The "date into field" (DATEIN) column in all datasets is accompanied by 3 separate columns for day (DAYIN), month (MONTHIN), and year (YEARIN); this is true likewise for the "date out of field" (DATEOUT) columns. Some statistical applications "prefer" the 3-column split over the full date style (i.e. 03/34/79). Please be sure to check for proper translation of dates when you open the datasets in the statistical application you choose.
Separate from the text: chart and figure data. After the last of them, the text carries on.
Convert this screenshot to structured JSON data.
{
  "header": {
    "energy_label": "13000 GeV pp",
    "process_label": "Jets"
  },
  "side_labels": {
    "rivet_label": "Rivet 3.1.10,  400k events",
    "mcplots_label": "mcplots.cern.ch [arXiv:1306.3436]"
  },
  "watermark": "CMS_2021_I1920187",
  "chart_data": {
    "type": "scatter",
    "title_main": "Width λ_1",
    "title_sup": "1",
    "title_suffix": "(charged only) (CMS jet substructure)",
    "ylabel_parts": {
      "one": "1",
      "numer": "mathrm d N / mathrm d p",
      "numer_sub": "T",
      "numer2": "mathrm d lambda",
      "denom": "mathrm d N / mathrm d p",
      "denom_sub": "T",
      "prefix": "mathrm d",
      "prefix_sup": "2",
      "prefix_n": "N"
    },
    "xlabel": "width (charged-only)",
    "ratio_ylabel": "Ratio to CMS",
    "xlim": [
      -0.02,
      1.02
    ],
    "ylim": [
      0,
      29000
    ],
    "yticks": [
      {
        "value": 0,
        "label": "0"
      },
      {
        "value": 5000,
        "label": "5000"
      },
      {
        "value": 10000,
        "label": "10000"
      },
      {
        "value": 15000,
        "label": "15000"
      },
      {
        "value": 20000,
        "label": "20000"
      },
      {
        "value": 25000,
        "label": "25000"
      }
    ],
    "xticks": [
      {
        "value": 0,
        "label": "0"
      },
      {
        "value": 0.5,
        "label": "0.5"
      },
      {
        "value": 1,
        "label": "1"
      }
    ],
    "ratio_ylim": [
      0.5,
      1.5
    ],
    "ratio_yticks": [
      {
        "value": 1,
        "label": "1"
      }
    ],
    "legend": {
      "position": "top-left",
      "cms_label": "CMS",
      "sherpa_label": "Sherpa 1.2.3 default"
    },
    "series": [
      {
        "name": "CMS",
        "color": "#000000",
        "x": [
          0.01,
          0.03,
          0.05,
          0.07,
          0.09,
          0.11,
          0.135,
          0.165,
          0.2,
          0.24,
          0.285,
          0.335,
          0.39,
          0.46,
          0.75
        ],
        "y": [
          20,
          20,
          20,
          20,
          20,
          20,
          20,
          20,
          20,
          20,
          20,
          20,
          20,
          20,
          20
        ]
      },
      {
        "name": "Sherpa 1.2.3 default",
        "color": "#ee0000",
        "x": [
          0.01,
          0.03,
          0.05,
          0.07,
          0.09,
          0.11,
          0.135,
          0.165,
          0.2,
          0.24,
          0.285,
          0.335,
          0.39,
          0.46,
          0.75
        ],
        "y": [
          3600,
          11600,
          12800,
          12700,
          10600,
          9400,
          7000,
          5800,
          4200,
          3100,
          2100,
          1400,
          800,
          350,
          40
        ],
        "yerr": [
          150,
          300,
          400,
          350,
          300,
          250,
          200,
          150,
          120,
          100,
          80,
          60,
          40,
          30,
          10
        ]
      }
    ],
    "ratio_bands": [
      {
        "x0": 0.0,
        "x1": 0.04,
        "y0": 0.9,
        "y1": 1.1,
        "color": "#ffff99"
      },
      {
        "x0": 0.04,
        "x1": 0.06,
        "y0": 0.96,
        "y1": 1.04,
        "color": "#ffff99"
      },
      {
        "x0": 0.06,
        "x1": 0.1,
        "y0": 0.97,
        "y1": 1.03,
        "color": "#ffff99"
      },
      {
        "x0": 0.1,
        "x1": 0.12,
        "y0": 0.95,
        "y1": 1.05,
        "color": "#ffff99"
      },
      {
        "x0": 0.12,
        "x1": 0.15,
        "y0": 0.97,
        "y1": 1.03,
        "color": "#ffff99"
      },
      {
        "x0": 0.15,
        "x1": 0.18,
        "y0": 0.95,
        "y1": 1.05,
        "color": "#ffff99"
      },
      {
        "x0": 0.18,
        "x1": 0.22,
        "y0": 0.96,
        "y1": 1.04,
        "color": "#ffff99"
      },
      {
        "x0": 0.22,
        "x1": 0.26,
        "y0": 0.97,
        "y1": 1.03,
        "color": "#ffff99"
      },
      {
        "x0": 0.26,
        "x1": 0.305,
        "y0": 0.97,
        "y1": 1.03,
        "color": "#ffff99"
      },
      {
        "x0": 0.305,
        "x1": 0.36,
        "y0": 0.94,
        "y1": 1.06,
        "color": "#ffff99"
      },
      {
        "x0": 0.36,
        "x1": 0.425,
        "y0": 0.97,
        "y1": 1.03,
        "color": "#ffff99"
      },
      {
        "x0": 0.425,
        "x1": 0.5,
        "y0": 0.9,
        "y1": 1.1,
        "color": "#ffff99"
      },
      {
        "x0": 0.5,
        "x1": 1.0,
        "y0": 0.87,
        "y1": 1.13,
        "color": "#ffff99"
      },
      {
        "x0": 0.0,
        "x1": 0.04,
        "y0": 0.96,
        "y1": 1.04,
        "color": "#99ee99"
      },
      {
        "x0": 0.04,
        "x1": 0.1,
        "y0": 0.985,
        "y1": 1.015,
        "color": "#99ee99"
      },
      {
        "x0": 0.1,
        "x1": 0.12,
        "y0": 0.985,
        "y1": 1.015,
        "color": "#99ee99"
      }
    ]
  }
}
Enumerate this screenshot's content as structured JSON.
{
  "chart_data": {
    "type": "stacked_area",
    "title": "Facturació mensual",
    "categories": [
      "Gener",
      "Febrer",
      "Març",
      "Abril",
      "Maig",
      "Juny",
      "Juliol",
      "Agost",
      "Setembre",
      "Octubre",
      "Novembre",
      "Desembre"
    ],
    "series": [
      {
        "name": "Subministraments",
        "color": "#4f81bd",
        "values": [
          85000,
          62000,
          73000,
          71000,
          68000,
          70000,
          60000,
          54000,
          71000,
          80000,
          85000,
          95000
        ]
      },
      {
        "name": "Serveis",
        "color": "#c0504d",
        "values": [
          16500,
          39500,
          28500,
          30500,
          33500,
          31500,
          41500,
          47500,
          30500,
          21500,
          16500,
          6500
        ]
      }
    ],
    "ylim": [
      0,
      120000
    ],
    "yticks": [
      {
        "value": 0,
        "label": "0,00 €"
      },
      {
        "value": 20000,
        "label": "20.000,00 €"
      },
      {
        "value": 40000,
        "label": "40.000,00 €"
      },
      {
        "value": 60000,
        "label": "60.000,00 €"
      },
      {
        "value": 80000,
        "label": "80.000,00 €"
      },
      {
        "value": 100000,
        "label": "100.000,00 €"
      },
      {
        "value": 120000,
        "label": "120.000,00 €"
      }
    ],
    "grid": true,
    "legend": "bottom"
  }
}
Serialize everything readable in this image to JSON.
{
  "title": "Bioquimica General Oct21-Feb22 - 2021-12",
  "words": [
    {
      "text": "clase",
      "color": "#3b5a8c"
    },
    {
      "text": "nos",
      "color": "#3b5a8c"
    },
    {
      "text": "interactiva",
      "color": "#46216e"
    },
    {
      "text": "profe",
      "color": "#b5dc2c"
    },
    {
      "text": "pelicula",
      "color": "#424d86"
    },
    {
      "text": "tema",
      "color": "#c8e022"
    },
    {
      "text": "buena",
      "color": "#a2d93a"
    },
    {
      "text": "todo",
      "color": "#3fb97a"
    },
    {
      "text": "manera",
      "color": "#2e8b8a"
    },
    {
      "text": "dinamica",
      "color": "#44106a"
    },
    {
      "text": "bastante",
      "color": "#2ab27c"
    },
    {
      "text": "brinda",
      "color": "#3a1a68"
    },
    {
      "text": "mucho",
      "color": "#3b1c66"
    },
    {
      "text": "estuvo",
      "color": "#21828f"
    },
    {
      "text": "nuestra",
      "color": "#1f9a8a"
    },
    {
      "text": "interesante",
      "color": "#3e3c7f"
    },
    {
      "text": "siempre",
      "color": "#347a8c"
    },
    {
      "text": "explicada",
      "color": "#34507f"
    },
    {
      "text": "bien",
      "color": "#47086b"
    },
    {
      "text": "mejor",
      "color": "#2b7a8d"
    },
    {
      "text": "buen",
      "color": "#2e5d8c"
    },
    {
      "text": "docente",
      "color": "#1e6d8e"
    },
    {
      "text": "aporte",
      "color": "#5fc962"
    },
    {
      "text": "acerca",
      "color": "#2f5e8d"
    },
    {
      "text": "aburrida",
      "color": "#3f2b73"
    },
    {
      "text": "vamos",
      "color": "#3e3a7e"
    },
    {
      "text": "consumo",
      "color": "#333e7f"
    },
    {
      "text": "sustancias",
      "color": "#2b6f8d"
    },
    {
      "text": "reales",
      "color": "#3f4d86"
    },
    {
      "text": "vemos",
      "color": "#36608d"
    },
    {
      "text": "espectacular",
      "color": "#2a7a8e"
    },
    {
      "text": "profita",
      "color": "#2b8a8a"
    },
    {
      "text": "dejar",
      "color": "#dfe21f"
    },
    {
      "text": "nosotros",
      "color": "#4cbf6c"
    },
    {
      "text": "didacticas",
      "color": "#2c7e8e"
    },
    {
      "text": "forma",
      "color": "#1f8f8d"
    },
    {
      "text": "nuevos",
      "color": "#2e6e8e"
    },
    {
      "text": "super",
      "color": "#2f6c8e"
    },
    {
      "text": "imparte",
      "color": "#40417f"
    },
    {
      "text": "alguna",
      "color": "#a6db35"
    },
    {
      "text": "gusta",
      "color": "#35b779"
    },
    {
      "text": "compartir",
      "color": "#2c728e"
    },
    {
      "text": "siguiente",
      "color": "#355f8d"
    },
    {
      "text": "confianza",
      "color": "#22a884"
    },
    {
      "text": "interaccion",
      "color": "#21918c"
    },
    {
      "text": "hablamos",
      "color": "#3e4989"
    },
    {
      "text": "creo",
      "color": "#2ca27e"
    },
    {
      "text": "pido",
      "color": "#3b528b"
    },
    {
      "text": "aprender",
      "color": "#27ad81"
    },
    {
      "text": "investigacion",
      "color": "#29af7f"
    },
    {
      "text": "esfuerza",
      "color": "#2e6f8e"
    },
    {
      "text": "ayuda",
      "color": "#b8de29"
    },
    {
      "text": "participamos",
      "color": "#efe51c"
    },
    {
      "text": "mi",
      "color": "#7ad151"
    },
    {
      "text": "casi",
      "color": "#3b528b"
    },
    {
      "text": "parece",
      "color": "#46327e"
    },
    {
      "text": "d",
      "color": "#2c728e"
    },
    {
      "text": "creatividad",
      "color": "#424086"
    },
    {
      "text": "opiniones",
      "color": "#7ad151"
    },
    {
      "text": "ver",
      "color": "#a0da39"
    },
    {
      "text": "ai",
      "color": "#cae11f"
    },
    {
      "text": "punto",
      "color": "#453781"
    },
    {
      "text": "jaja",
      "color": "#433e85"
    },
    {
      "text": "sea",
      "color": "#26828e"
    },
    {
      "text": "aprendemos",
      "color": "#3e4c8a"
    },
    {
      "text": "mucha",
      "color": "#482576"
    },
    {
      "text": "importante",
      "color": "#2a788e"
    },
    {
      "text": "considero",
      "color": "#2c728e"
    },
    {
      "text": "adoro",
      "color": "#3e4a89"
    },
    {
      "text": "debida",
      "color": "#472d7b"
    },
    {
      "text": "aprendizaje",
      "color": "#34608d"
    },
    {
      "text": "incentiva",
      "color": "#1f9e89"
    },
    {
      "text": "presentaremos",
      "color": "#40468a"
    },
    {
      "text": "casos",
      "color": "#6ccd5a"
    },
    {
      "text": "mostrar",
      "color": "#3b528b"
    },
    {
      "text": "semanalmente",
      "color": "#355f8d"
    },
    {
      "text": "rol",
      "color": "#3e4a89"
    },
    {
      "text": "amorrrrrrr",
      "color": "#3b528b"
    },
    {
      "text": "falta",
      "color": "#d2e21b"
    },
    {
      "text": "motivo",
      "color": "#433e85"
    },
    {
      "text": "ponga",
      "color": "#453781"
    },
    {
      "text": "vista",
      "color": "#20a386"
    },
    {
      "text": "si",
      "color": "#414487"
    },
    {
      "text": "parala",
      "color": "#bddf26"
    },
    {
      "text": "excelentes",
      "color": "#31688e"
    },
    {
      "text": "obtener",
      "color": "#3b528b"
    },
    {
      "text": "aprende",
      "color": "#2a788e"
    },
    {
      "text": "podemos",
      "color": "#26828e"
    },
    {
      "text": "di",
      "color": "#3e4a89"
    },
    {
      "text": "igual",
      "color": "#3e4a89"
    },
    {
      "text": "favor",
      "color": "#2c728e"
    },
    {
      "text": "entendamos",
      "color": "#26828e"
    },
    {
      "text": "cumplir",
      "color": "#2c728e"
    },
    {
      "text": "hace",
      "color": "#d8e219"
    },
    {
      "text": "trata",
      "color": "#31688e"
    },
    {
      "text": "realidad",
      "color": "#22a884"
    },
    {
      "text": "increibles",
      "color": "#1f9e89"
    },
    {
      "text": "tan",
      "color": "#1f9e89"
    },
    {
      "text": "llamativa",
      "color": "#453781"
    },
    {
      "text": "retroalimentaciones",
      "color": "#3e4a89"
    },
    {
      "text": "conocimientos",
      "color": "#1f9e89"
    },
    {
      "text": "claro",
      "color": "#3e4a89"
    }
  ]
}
Treatment of Missing or Incomplete Data

As we continue to improve this resource, our goal is to keep missing data to a minimum. However, in some cases full information pertaining to a given survey is not available. Where information is lacking in a record, the cell will be empty. This should translate appropriately into the statistical application. Please also note that for some records the exact date of the survey in question is incomplete. Where this occurs, the expansion of the date code into three separate variables for day, month, and year operates as follows:                                         

Information available (example) Recorded as
Year (1983) and Month (April) 4    1983
Year (1983) 1983

 

 

 

 

So, when there is just a month and year, it records the date as the first of the relevant month and year. Note that the original variable--DATEIN--does not change; it remains a month and year or just a year. When using the data, please note that column-scale changes in the format of the dates will compromise the integrity of the data due to automatic adjustments made by the Excel software to compensate for "missing" information. For example, where the date is given as Mar-79, a format change for the entire column could result in the date "permanently" reading as 03/01/79, thereby losing the original information noting that the exact date of the survey is not known. It is recommended that any changes to the format of dates be made per cell(s) in order to avoid making unwanted changes.